Tra le tante curiosità in cui mi sono imbattuto leggendo centinaia di pagine che riguardano l’attività separatista ed eversiva del barone La Motta, ho avuto modo di imbattermi anche in alcuni comportamenti in merito ad un' altro aspetto della sua avventurosa vita.
Oltre all’attività politica e insurrezionale e oltre all’attività sportiva, c’era pure l’attività di gestione del suo patrimonio immobiliare ed agroalimentare.
Ed è di questo che voglio oggi raccontarvi.
Della sua attività di imprenditore e di come gestiva i rapporti lavorativi, soprattutto, del suo feudo del Ficilino dove oltre all’attività di allevamento del bestiame, un aspetto importate era la semina e la raccolta del grano e la raccolta delle olive.
È proprio di questo che oggi voglio parlarvi, della raccolta delle olive.
Il periodo storico a cui mi riferisco è quello che va dalla fine degli anni trenta, fino all’ inizio degli anni cinquanta del secolo scorso.
A quel tempo si raccoglievano tutte le olive che l’albero offriva, comprese quelle cadute a terra per qualche motivo: vento o pioggia abbondante.
Pochissime invece erano quelle danneggiate dagli insetti: mosca, verme, ecc.
La raccolta era tutta manuale e veniva fatta attraverso un accordo che il barone stipulava con i contadini ed i braccianti della zona.

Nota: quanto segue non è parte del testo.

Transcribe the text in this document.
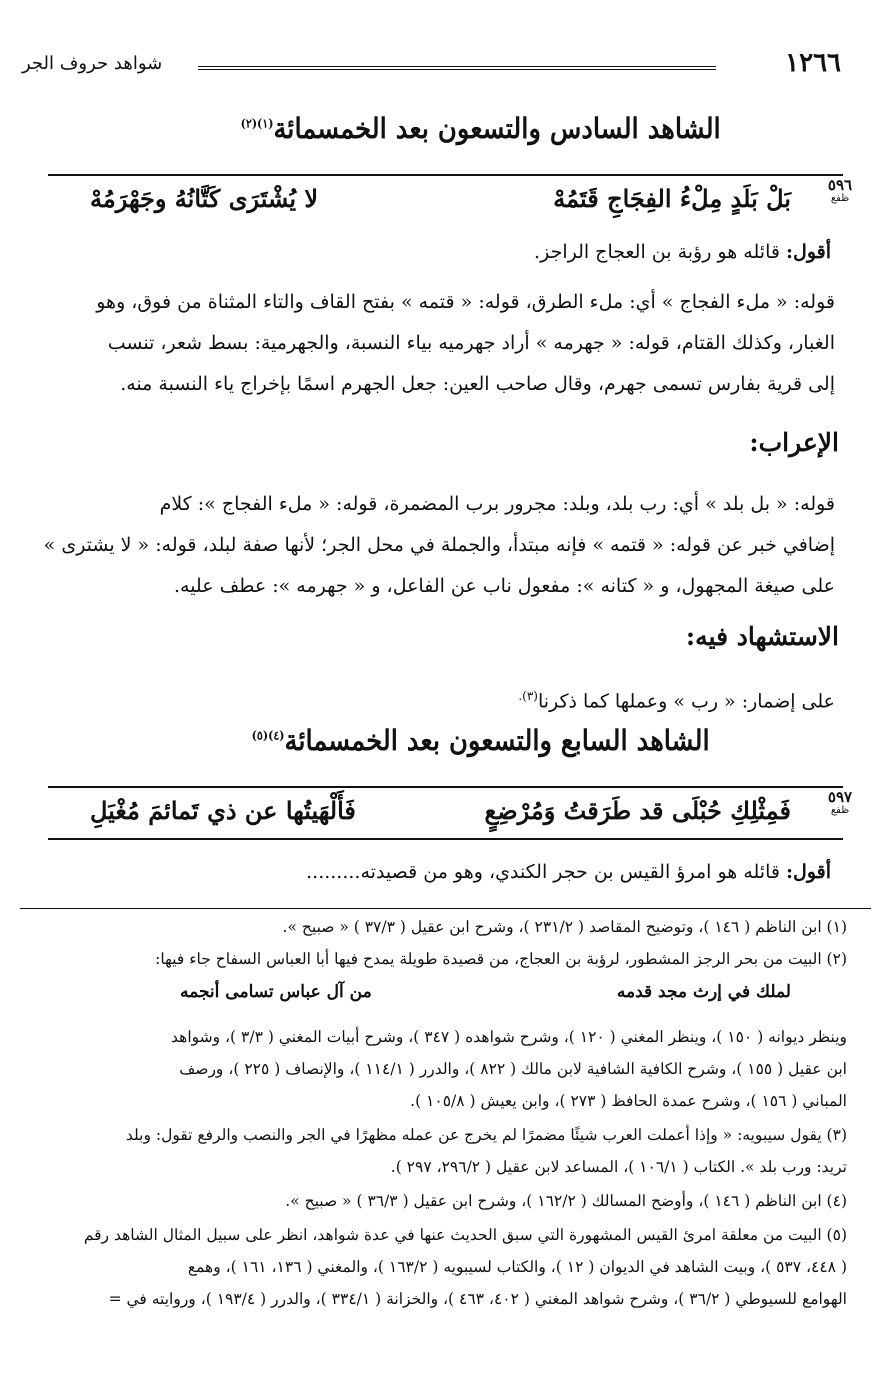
١٢٦٦
شواهد حروف الجر
الشاهد السادس والتسعون بعد الخمسمائة$^{(١)(٢)}$
٥٩٦
ظفع
بَلْ بَلَدٍ مِلْءُ الفِجَاجِ قَتَمُهْ
لا يُشْتَرَى كَتَّانُهُ وجَهْرَمُهْ
أقول: قائله هو رؤبة بن العجاج الراجز.
قوله: « ملء الفجاج » أي: ملء الطرق، قوله: « قتمه » بفتح القاف والتاء المثناة من فوق، وهو
الغبار، وكذلك القتام، قوله: « جهرمه » أراد جهرميه بياء النسبة، والجهرمية: بسط شعر، تنسب
إلى قرية بفارس تسمى جهرم، وقال صاحب العين: جعل الجهرم اسمًا بإخراج ياء النسبة منه.
الإعراب:
قوله: « بل بلد » أي: رب بلد، وبلد: مجرور برب المضمرة، قوله: « ملء الفجاج »: كلام
إضافي خبر عن قوله: « قتمه » فإنه مبتدأ، والجملة في محل الجر؛ لأنها صفة لبلد، قوله: « لا يشترى »
على صيغة المجهول، و « كتانه »: مفعول ناب عن الفاعل، و « جهرمه »: عطف عليه.
الاستشهاد فيه:
على إضمار: « رب » وعملها كما ذكرنا$^{(٣).}$
الشاهد السابع والتسعون بعد الخمسمائة$^{(٤)(٥)}$
٥٩٧
ظفع
فَمِثْلِكِ حُبْلَى قد طَرَقتُ وَمُرْضِعٍ
فَأَلْهَيتُها عن ذي تَمائمَ مُغْيَلِ
أقول: قائله هو امرؤ القيس بن حجر الكندي، وهو من قصيدته.........
(١) ابن الناظم ( ١٤٦ )، وتوضيح المقاصد ( ٢٣١/٢ )، وشرح ابن عقيل ( ٣٧/٣ ) « صبيح ».
(٢) البيت من بحر الرجز المشطور، لرؤبة بن العجاج، من قصيدة طويلة يمدح فيها أبا العباس السفاح جاء فيها:
لملك في إرث مجد قدمه
من آل عباس تسامى أنجمه
وينظر ديوانه ( ١٥٠ )، وينظر المغني ( ١٢٠ )، وشرح شواهده ( ٣٤٧ )، وشرح أبيات المغني ( ٣/٣ )، وشواهد
ابن عقيل ( ١٥٥ )، وشرح الكافية الشافية لابن مالك ( ٨٢٢ )، والدرر ( ١١٤/١ )، والإنصاف ( ٢٢٥ )، ورصف
المباني ( ١٥٦ )، وشرح عمدة الحافظ ( ٢٧٣ )، وابن يعيش ( ١٠٥/٨ ).
(٣) يقول سيبويه: « وإذا أعملت العرب شيئًا مضمرًا لم يخرج عن عمله مظهرًا في الجر والنصب والرفع تقول: وبلد
تريد: ورب بلد ». الكتاب ( ١٠٦/١ )، المساعد لابن عقيل ( ٢٩٦/٢، ٢٩٧ ).
(٤) ابن الناظم ( ١٤٦ )، وأوضح المسالك ( ١٦٢/٢ )، وشرح ابن عقيل ( ٣٦/٣ ) « صبيح ».
(٥) البيت من معلقة امرئ القيس المشهورة التي سبق الحديث عنها في عدة شواهد، انظر على سبيل المثال الشاهد رقم
( ٤٤٨، ٥٣٧ )، وبيت الشاهد في الديوان ( ١٢ )، والكتاب لسيبويه ( ١٦٣/٢ )، والمغني ( ١٣٦، ١٦١ )، وهمع
الهوامع للسيوطي ( ٣٦/٢ )، وشرح شواهد المغني ( ٤٠٢، ٤٦٣ )، والخزانة ( ٣٣٤/١ )، والدرر ( ١٩٣/٤ )، وروايته في =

Che più semplicemente venivano chiamati MEZZADRI.
Quella del barone La Motta e dei tanti altri baroni e possidenti terrieri di questo nostro territorio, era una mezzadria “ particolare”.
Infatti a quanto mi è dato sapere, le mezzadrie che praticavano i nostri avi e che si continua a praticare ancora ai nostri giorni, soprattutto in merito alla raccolta delle olive, prevvedeva
un accordo con il proprietario delle piante d’ulivo dove il raccolto veniva suddiviso al 50% per ciascuno.
Se il raccolto produceva per esempio 100 kg di olio, esso veniva e viene ancora adesso diviso a meta , 50 kg al proprietario e 50 kg a chi ha raccolto le olive.
Il tutto veniva diviso in parti uguali tra il contadino e il proprietario.
Nella fattispecie dei contadini o braccianti che lavoravano sotto contratto del Barone Stefano La Motta e di tanti altri baroni nicosiani, la suddivisione era diversa molto diversa......
Infatti ai contadini andava il 20% del raccolto e ai proprietari del fondo l’80%.
Ecco una amara verità che spadroneggiava nella nostra cittadina.
Ecco come si arricchivano baroni e possidenti.
Ecco chi erano veramente i baroni, incluso Stefano La Motta.